L'exécution reste votre seul avantage. Pendant que les géants et les États se disputent la rente, la valeur immédiate se crée là où l'IA est mise au travail : dans vos process, vos produits, vos équipes. Ce terrain-là ne se planifie pas ; il se livre.

10. FAQ

Qu'est-ce que le Public Wealth Fund d'OpenAI ?
Un fonds qui reverserait aux citoyens une part des profits de l'IA, amorcé par une donation de 1 à 5 % du capital d'OpenAI à l'État fédéral. L'administration Trump en discute, et envisage des participations similaires dans d'autres laboratoires, à commencer par xAI.

Qu'est-ce qu'une taxe sur les tokens ?
Un prélèvement sur l'usage des modèles, par million de tokens. Mark Cuban propose 0,50 $/million au niveau fédéral (10 Md$/an estimés) ; Tom Steyer une version californienne pour un fonds souverain. La taxe frappe la consommation, pas la production.

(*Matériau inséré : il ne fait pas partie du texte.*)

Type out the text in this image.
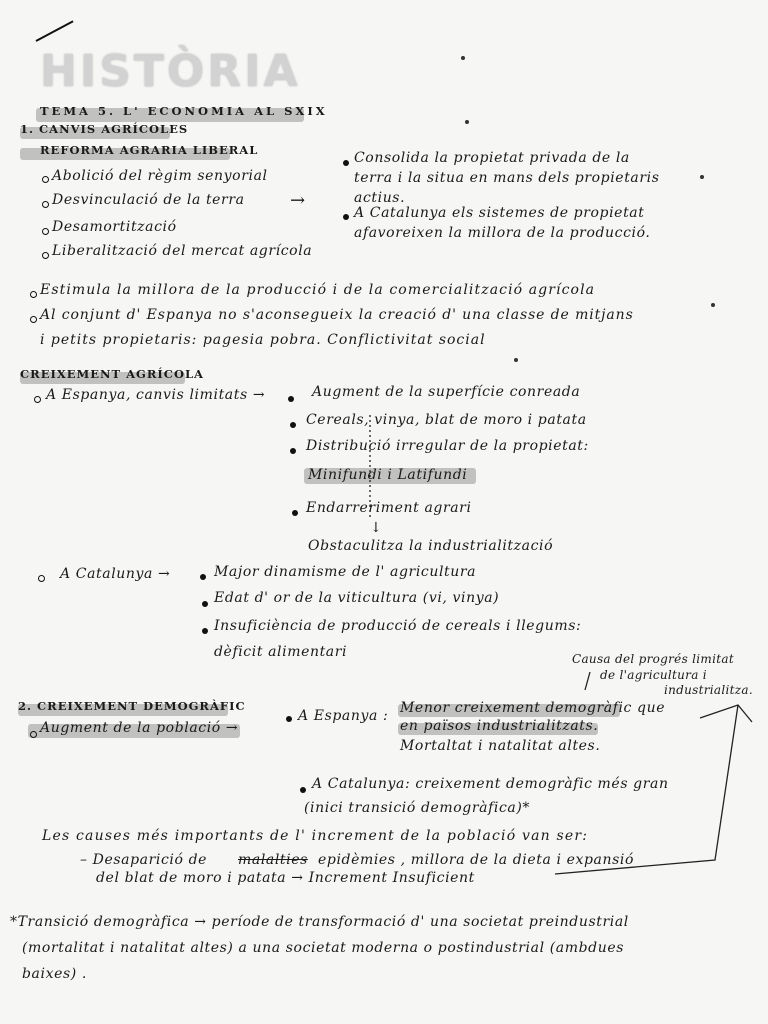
HISTÒRIA
TEMA 5. L' ECONOMIA AL SXIX
1. CANVIS AGRÍCOLES
REFORMA AGRARIA LIBERAL
Abolició del règim senyorial
Desvinculació de la terra
Desamortització
Liberalització del mercat agrícola
→
Consolida la propietat privada de la
terra i la situa en mans dels propietaris
actius.
A Catalunya els sistemes de propietat
afavoreixen la millora de la producció.
Estimula la millora de la producció i de la comercialització agrícola
Al conjunt d' Espanya no s'aconsegueix la creació d' una classe de mitjans
i petits propietaris: pagesia pobra. Conflictivitat social
CREIXEMENT AGRÍCOLA
A Espanya, canvis limitats →	Augment de la superfície conreada
Cereals, vinya, blat de moro i patata
Distribució irregular de la propietat:
Minifundi i Latifundi
Endarreriment agrari
↓
Obstaculitza la industrialització
A Catalunya →	Major dinamisme de l' agricultura
Edat d' or de la viticultura (vi, vinya)
Insuficiència de producció de cereals i llegums:
dèficit alimentari
2. CREIXEMENT DEMOGRÀFIC
Augment de la població →
A Espanya : Menor creixement demogràfic que
en països industrialitzats.
Mortaltat i natalitat altes.
Causa del progrés limitat
de l'agricultura i
industrialitza.
A Catalunya: creixement demogràfic més gran
(inici transició demogràfica)*
Les causes més importants de l' increment de la població van ser:
– Desaparició de malalties epidèmies , millora de la dieta i expansió
del blat de moro i patata → Increment Insuficient
*Transició demogràfica → període de transformació d' una societat preindustrial
(mortalitat i natalitat altes) a una societat moderna o postindustrial (ambdues
baixes) .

Pourquoi l'Europe est-elle en retard ?
Environ 10 % de retard sur les cas d'usage, par manque de compétences matures et réglementation plus stricte. La réponse par la planification fait débat : on crée les conditions de l'innovation, on ne la décrète pas.

L'IA a cessé d'être une question de modèles pour devenir une question de pouvoir : qui la possède, qui la gouverne, qui en touche les fruits. L'Amérique tranche dans le vif, au risque de la confusion entre l'État et ses champions. L'Europe débat de la méthode. Et la vraie ligne de partage n'est peut-être pas entre la gauche et la droite, ni entre l'Europe et les États-Unis : elle est entre ceux qui produisent la valeur et ceux qui se contentent d'en organiser le partage.

Sources : CNBC, TechCrunch, Les Échos, SiliconANGLE, The Inquirer, Gizmodo — mai-juin 2026.